The SAM-T04 human predictions for CASP6 use a very similar method to
the SAM-T02 method in CASP5.

We start with a fully automated method:
   
    Use the SAM-T2K and SAM-T04 methods for finding homologs of the
      target and aligning them.

    Make local structure predictions using neural nets and the
      multiple alignments.  Different neural nets are used for the
      SAM-T2K alignments and the SAM-T04 alignments.
      We currently use 7 local-structure alphabets: 
        DSSP
	STRIDE
	STR2	an extended version of DSSP that splits the beta strands
		into multiple classes (parallel/antiparallel/mixed,
					edge/center)
	ALPHA	an discretization of the alpha torsion angle:
		CA(i-i), CA(i), CA(i+1), CA(i+2)
        BYS	a discretization of Ramachandran plots, due to Bystroff
	CB_burial_14_7	a 7-state discretization of the number of C_beta
		atoms in a 14 Angstrom radius sphere around the C_beta.
	DSSP_EHL2	CASP's collapse of the DSSP alphabet
			DSSP_EHL2 is not predicted directly by a
			neural net, but is computed as a weighted
			average of the other backbone alphabet predictions. 
    
    We make 2-track HMMs with each alphabet (1.0 amino acid + 0.3 local structure)
      and use them to score a template library of 6400 (t04) or 9900 (t2k) templates
      We also used a single-track HMM to score not just the template
      library, but a non-redundant copy of the entire PDB.

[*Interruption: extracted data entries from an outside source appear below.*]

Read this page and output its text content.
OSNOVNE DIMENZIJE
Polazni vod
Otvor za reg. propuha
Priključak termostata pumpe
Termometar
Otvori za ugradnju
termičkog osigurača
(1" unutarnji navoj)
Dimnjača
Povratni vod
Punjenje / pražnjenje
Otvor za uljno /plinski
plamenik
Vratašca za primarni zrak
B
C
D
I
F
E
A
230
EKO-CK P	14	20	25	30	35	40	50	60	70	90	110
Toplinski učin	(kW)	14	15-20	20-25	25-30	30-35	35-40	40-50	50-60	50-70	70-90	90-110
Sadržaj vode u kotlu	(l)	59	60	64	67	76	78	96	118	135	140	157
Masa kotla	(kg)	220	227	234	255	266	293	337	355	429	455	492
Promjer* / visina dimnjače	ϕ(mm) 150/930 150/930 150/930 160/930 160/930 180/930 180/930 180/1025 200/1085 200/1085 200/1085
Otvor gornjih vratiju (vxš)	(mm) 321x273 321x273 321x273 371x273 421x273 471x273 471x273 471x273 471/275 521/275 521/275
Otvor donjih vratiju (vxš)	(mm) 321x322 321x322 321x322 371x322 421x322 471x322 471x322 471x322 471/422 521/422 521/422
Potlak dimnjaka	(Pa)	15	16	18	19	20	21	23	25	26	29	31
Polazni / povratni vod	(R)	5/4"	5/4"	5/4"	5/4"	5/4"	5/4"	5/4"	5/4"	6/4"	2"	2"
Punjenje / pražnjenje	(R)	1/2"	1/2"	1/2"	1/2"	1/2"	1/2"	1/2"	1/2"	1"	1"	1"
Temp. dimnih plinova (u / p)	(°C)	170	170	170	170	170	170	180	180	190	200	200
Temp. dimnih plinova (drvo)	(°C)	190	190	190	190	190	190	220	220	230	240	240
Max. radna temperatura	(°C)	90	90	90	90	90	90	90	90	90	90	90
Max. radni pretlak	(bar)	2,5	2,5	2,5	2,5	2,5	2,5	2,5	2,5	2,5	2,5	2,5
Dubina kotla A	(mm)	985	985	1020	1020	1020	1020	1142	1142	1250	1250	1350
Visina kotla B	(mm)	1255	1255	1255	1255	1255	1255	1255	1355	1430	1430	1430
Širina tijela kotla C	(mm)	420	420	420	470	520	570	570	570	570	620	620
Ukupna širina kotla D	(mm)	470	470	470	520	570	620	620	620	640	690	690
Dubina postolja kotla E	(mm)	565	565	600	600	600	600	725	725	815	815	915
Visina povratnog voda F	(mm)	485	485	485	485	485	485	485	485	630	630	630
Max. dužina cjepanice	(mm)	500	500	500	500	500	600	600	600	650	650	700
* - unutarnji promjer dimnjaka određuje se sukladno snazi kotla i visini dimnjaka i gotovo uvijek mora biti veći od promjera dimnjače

    We also made a few 3-track HMMs (AA, str2, CB_burial_14_7) for
      finding and aligning more remote homologs.
    
    One-track HMMs built from the template library multiple alignments
       were used to score the target sequence (for early targets, only
       t2k template library was searched this way).

    All the logs of e-values were combined in a weighted average (with
       rather arbitrary weights, since we did not have time to
       optimize them), and the best templates ranked.  Ranking was
       separate for predictions from the t2k and t04 multiple alignments.
    
    Alignments of the target to the top templates were made using
      several different alignment methods (mainly using the SAM hmmscore
      program, but a few alignments were made with Bob Edgar's MUSCLE
      profile-profile aligner).

    Generate fragments (short 9-residue alignments for each position)
      using SAM's "fragfinder" program and the 3-track HMM.

    Then the "undertaker" program (named because it optimizes burial)
      is used to try to combine the alignments and the fragments into
      a consistent 3D model.  No single alignment or parent template
      was used, though in many cases one had much more influence than
      the others.  The alignment scores were not passed to undertaker,
      but were used only to pick the set of alignments and fragments
      that undertaker would see.

After the initial automatic run was finished, the results were
examined by hand, and various tweaks were made to the undertaker
cost function to improve the models.  Many of the tweaks consisted of
adding specific strand pairings and distance constraints, to make the
model look better to us.

Undertaker uses a genetic algorithm with about 28 different operators
to minimize its cost function.  The cost function has many components,
including various definitions of burial and compactness, sidechain
rotamer preferences, steric clashes, chain breaks, predicted local
backbone conformation, hydrogen bonding, disulfide bonds, and user
specified constraints. The relative weights of these components were
tweaked for each target, as we have not found a generally applicable
set of weights.

For T0197, the sam-t2k and sam-t04 multiple alignments resulted in
different secondary structure predictions.  We preferred the sam-t04
predictions, which resulted in 8 strands.  These eight strands cried
out to be arranged into a barrel, and two of our top three
fold-recognition hits were for barrels (SCOP domain d.63.1,
exemplified by 1d8hiA and 1d8iA, SCOP domian b.60.1 exemplified by
1gm6A and 1ew3A) and the other formed a half-barrel (d.32.1
exemplified by 1cjxA and 1ewjA).

None of the automatically generated alignments were full-length,
generally getting only 3 or 4 strands in a sheet.  We did not like the
all-antiparallel barrel of b.60.1, thinking that the helices implied
some parallel strands, and tried creating an ab-initio model that
had parallel connections for strand-helix-strand connections, and
antiparallel for strand-strand connections, but keeping an
s1-s2-s3-s4-s5-s6-s7-s8 order around the barrel.  This failed, though
not spectacularly.  One of the attempts is reported as model 3.

Noticing that the attempt to form the barrel resulted in a cluster of
charged residues in the center of the barrel, we tried finding an
alignment to d.63.1, which also has such a cluster.  This involved
building an ab initio model with a guess at the strand pairing, doing
a structural alignment to 1d8iA, then modifying the alignment to flip
over strands that appeared to be facing the wrong way.  We tried also
putting in some bulges, but this may have been a mistake.

Had we not been overwhelmed by too many targets for CASP6, we could
probably have produced a more convincing model for this target, but
time pressure forced us to stop well before we were done.